People find it hard to believe that they have not been given the right
to control their lives. The sad fact is, that motivational fiction is
often misunderstood. Popular authors have written material that sadly
encourage our misled youngsters into believing that suicide is the
“only way out”.
The highly acclaimed “Prison Diaries” by Jeffery Archer demonstrate
his contemplation of suicide back in his prison days. People who
identify with him and go ahead with their plans to kill themselves,
overlook the fact that such material inevitably ends in inspirational
thoughts, and that Jeffery Archer is still very much alive. Suicidal
Patients have gone as far as using Shakespeare’s Great work of
literature “Hamlet” to justify their action of cowardice.
Now, for the ‘easy-way-out’ concept. Youngsters who give in to their
despair often regard it too much effort to try and wriggle themselves
out of the situtation that they themselves develop. Most often, it has
been found, that the victim of suicidal tendencies arguably had
favourable chances of surviving their ordeal and “working it out”. But
they choose not to. They tend to show the world how brave they are, by
killing themselves, often in an attempt to showcase that they are
invaluable to the people around them. What follows their death
certainly revolves around that phenomenon for a little time, but that
wears out sooner or later. Pretty soon, people start condemning the
victim’s family for forcing them to take the last step.
A not-so-distant-into-the-past example is that of Mr Rizwanur Rehman,
the late husband of Priyanka Todi, heiress to the Lux Empire. A very
hyped-up issue that got covered-up atequally fast pace, it was the
tale of an unhappy father-in-law who coaxed his daughter’s husband
into commiting suicide on the railway tracks.
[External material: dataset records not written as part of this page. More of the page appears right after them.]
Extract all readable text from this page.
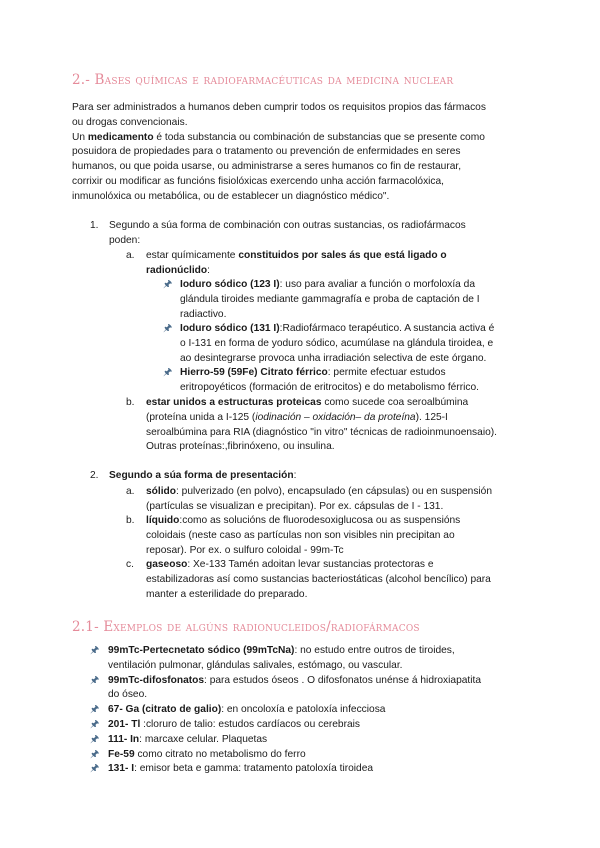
2.- Bases químicas e radiofarmacéuticas da medicina nuclear
Para ser administrados a humanos deben cumprir todos os requisitos propios das fármacos
ou drogas convencionais.
Un medicamento é toda substancia ou combinación de substancias que se presente como
posuidora de propiedades para o tratamento ou prevención de enfermidades en seres
humanos, ou que poida usarse, ou administrarse a seres humanos co fin de restaurar,
corrixir ou modificar as funcións fisiolóxicas exercendo unha acción farmacolóxica,
inmunolóxica ou metabólica, ou de establecer un diagnóstico médico".
1. Segundo a súa forma de combinación con outras sustancias, os radiofármacos
poden:
a. estar químicamente constituidos por sales ás que está ligado o
radionúclido:
🖈 Ioduro sódico (123 I): uso para avaliar a función o morfoloxía da
glándula tiroides mediante gammagrafía e proba de captación de I
radiactivo.
🖈 Ioduro sódico (131 I):Radiofármaco terapéutico. A sustancia activa é
o I-131 en forma de yoduro sódico, acumúlase na glándula tiroidea, e
ao desintegrarse provoca unha irradiación selectiva de este órgano.
🖈 Hierro-59 (59Fe) Citrato férrico: permite efectuar estudos
eritropoyéticos (formación de eritrocitos) e do metabolismo férrico.
b. estar unidos a estructuras proteicas como sucede coa seroalbúmina
(proteína unida a I-125 (iodinación – oxidación– da proteína). 125-I
seroalbúmina para RIA (diagnóstico "in vitro" técnicas de radioinmunoensaio).
Outras proteínas:,fibrinóxeno, ou insulina.
2. Segundo a súa forma de presentación:
a. sólido: pulverizado (en polvo), encapsulado (en cápsulas) ou en suspensión
(partículas se visualizan e precipitan). Por ex. cápsulas de I - 131.
b. líquido:como as solucións de fluorodesoxiglucosa ou as suspensións
coloidais (neste caso as partículas non son visibles nin precipitan ao
reposar). Por ex. o sulfuro coloidal - 99m-Tc
c. gaseoso: Xe-133 Tamén adoitan levar sustancias protectoras e
estabilizadoras así como sustancias bacteriostáticas (alcohol bencílico) para
manter a esterilidade do preparado.
2.1- Exemplos de algúns radionucleidos/radiofármacos
🖈 99mTc-Pertecnetato sódico (99mTcNa): no estudo entre outros de tiroides,
ventilación pulmonar, glándulas salivales, estómago, ou vascular.
🖈 99mTc-difosfonatos: para estudos óseos . O difosfonatos unénse á hidroxiapatita
do óseo.
🖈 67- Ga (citrato de galio): en oncoloxía e patoloxía infecciosa
🖈 201- Tl :cloruro de talio: estudos cardíacos ou cerebrais
🖈 111- In: marcaxe celular. Plaquetas
🖈 Fe-59 como citrato no metabolismo do ferro
🖈 131- I: emisor beta e gamma: tratamento patoloxía tiroidea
Such kind of behaviour, instead of being discouraged or punished, is
often hailed as a sense of “duty” of a father towards his daughter’s
well being, or a citizen’s duty towards the elite society.
Another horrifying example of suicide in which a pregnant teenager
hung herself from the ceiling fan demonstrates how parents, instead of
helping out their troubled kids in dealing with their troubles, find
it easier to blame everything on the generation and push them to the
brink of death.
Suicide is not a new phenomenon, and like all known diseases, it comes
with it’s share of doctors and medicine. But yet again, the amount of
amateur experiments on depression is too high, and this results to
cases of Prozac abusing, in which a young victim solicits an overdose
of Anti-depressants from the local chemist’s shop and then ends up
mentally impaired, or worse, dead.
The question that haunts many young minds, is , “Should I go see a
doctor now? Is it too early? Are my symptoms too feeble to consider?”
So, Who really needs a doctor?
The answer to that is, anybody who needs a doctor more than a layman,
needs to check out with a psychoanalyst. Suicide is potentially fatal,
and it’s symptoms should never be ignored.
If you happen to know someone who might just step off the edge, make
sure you inform the right authority about their condition.
Because, in the end, life is never overrated.